ROBERT SIEGEL, BYLINE: And I'm Robert Siegel. Biologists in Africa have discovered something they've never seen before - a marathon migration by at least 2000 African zebras across some of that continent's wildest terrain. They've determined this migration covers more miles than any other by mammals in Africa. NPR's Christopher Joyce has the story.

CHRISTOPHER JOYCE, BYLINE: You'd think that a gigantic herd of 700-pound zebras travelling across a big swath of Africa would draw some notice. Well, wildlife biologists say, no, they didn't know about this at all, not from observations nor from any local people who might have seen it. What got them onto this was something they noticed in the West African country of Namibia.

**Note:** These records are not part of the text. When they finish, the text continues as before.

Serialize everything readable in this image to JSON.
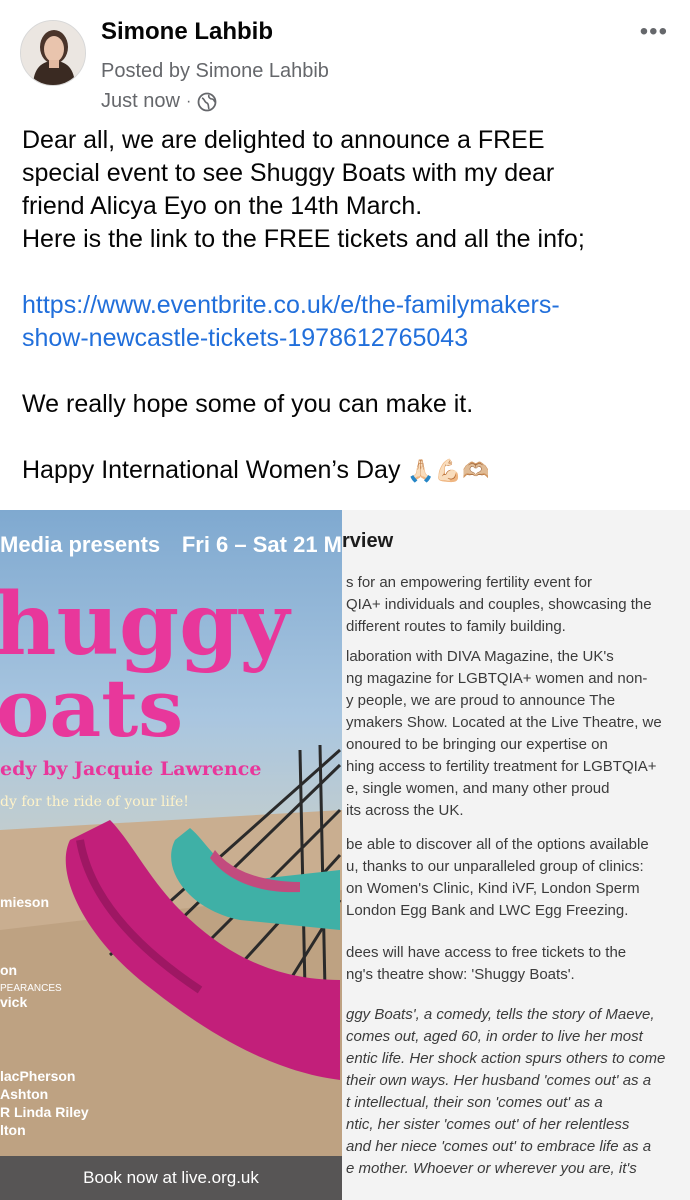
{
  "post": {
    "author": "Simone Lahbib",
    "posted_by": "Posted by Simone Lahbib",
    "time": "Just now",
    "separator": "·",
    "privacy_icon": "globe-icon",
    "more_label": "•••",
    "lines": [
      "Dear all, we are delighted to announce a FREE",
      "special event to see Shuggy Boats with my dear",
      "friend Alicya Eyo on the 14th March.",
      "Here is the link to the FREE tickets and all the info;"
    ],
    "link_line1": "https://www.eventbrite.co.uk/e/the-familymakers-",
    "link_line2": "show-newcastle-tickets-1978612765043",
    "closing": "We really hope some of you can make it.",
    "greeting": "Happy International Women’s Day",
    "greeting_emoji": "🙏🏻💪🏻🫶🏼"
  },
  "poster": {
    "presents": "Media presents",
    "dates": "Fri 6 – Sat 21 M",
    "title_line1": "huggy",
    "title_line2": "oats",
    "subtitle": "edy by Jacquie Lawrence",
    "tagline": "dy for the ride of your life!",
    "cast": [
      "mieson",
      "on",
      "PEARANCES",
      "vick",
      "lacPherson",
      "Ashton",
      "R Linda Riley",
      "lton"
    ],
    "book_label": "Book now at live.org.uk",
    "colors": {
      "title": "#e8379b",
      "footer": "#575555"
    }
  },
  "article": {
    "heading": "rview",
    "paragraphs": [
      [
        "s for an empowering fertility event for",
        "QIA+ individuals and couples, showcasing the",
        "different routes to family building."
      ],
      [
        "laboration with DIVA Magazine, the UK's",
        "ng magazine for LGBTQIA+ women and non-",
        "y people, we are proud to announce The",
        "ymakers Show. Located at the Live Theatre, we",
        "onoured to be bringing our expertise on",
        "hing access to fertility treatment for LGBTQIA+",
        "e, single women, and many other proud",
        "its across the UK."
      ],
      [
        "be able to discover all of the options available",
        "u, thanks to our unparalleled group of clinics:",
        "on Women's Clinic, Kind iVF, London Sperm",
        "London Egg Bank and LWC Egg Freezing."
      ],
      [
        "dees will have access to free tickets to the",
        "ng's theatre show: 'Shuggy Boats'."
      ],
      [
        "ggy Boats', a comedy, tells the story of Maeve,",
        "comes out, aged 60, in order to live her most",
        "entic life. Her shock action spurs others to come",
        "their own ways. Her husband 'comes out' as a",
        "t intellectual, their son 'comes out' as a",
        "ntic, her sister 'comes out' of her relentless",
        "and her niece 'comes out' to embrace life as a",
        "e mother. Whoever or wherever you are, it's"
      ]
    ]
  }
}
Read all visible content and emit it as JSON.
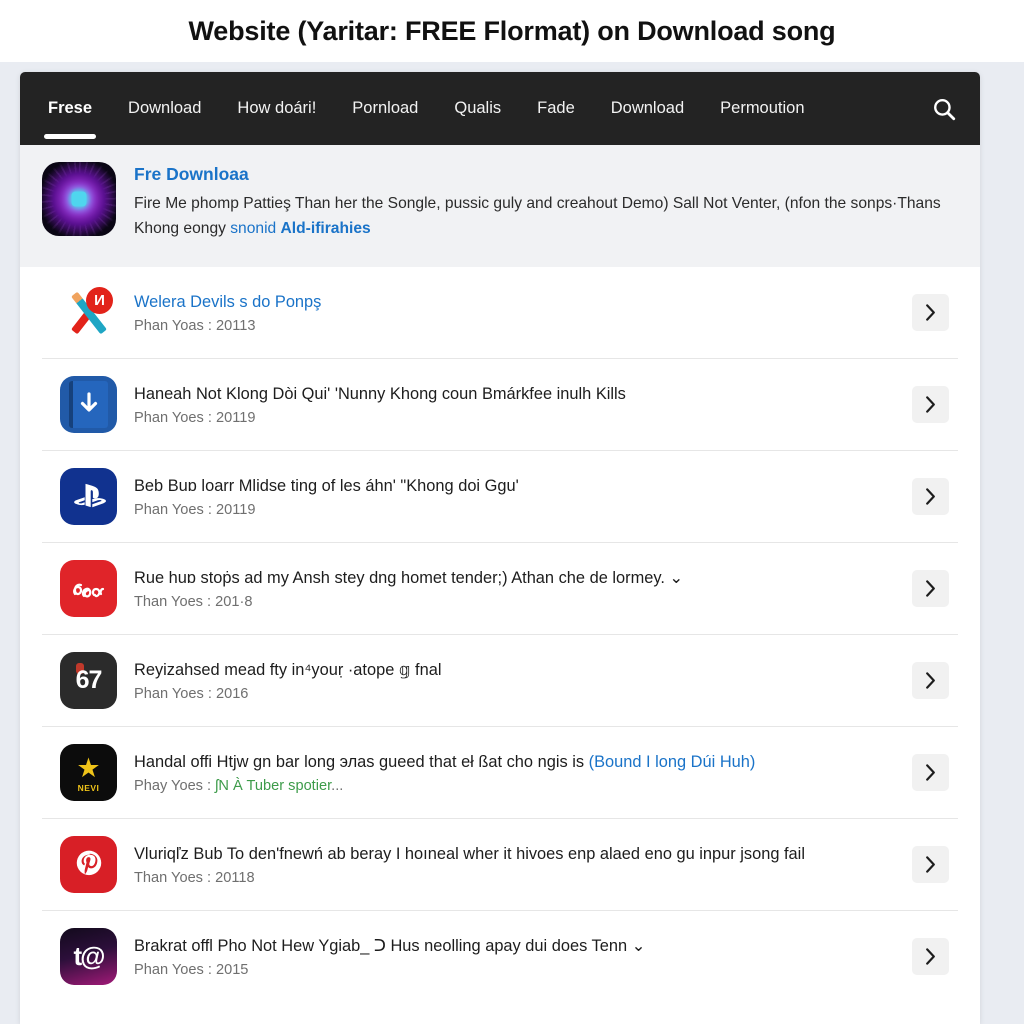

ROBIN NAIDOO: A large number of zebras seemed to be showing up in the very northeast of the country, and then they seem to disappear.

JOYCE: Robin Naidoo studies migratory animals at the World Wildlife Fund. This disappearance intrigued him and other biologists in Namibia, so they put radio collars on eight of the disappearing zebras and tracked their movements. It turns out they walk about 350 miles round trip into neighboring Botswana and back.

NAIDOO: The sheer length of it is something that we haven't seen before.

JOYCE: Now, the wildebeest and Africa's Serengeti horned animals, similar to wild cattle, migrate in higher numbers, but Naidoo say no mammal goes as far as the zebras in Africa.

NAIDOO: And what's really impressive is just how straight a direction they go. It's as if the zebras set a compass to due south in Namibia and just head in that direction.

JOYCE: The reason the zebras do this this appears to be water.

NAIDOO: We think what triggers the migration is rains at the end of the dry season. So zebras catch wind of rains occurring in the direction that they've traditionally headed to.

JOYCE: Naidoo acknowledges that this explanation is just a guess for now. He describes the migration in the wildlife journal called Oryx. Conservationists note that the migration takes place entirely in a string of nature preserves that several countries have created to protect wildlife. Christopher Joyce, NPR News.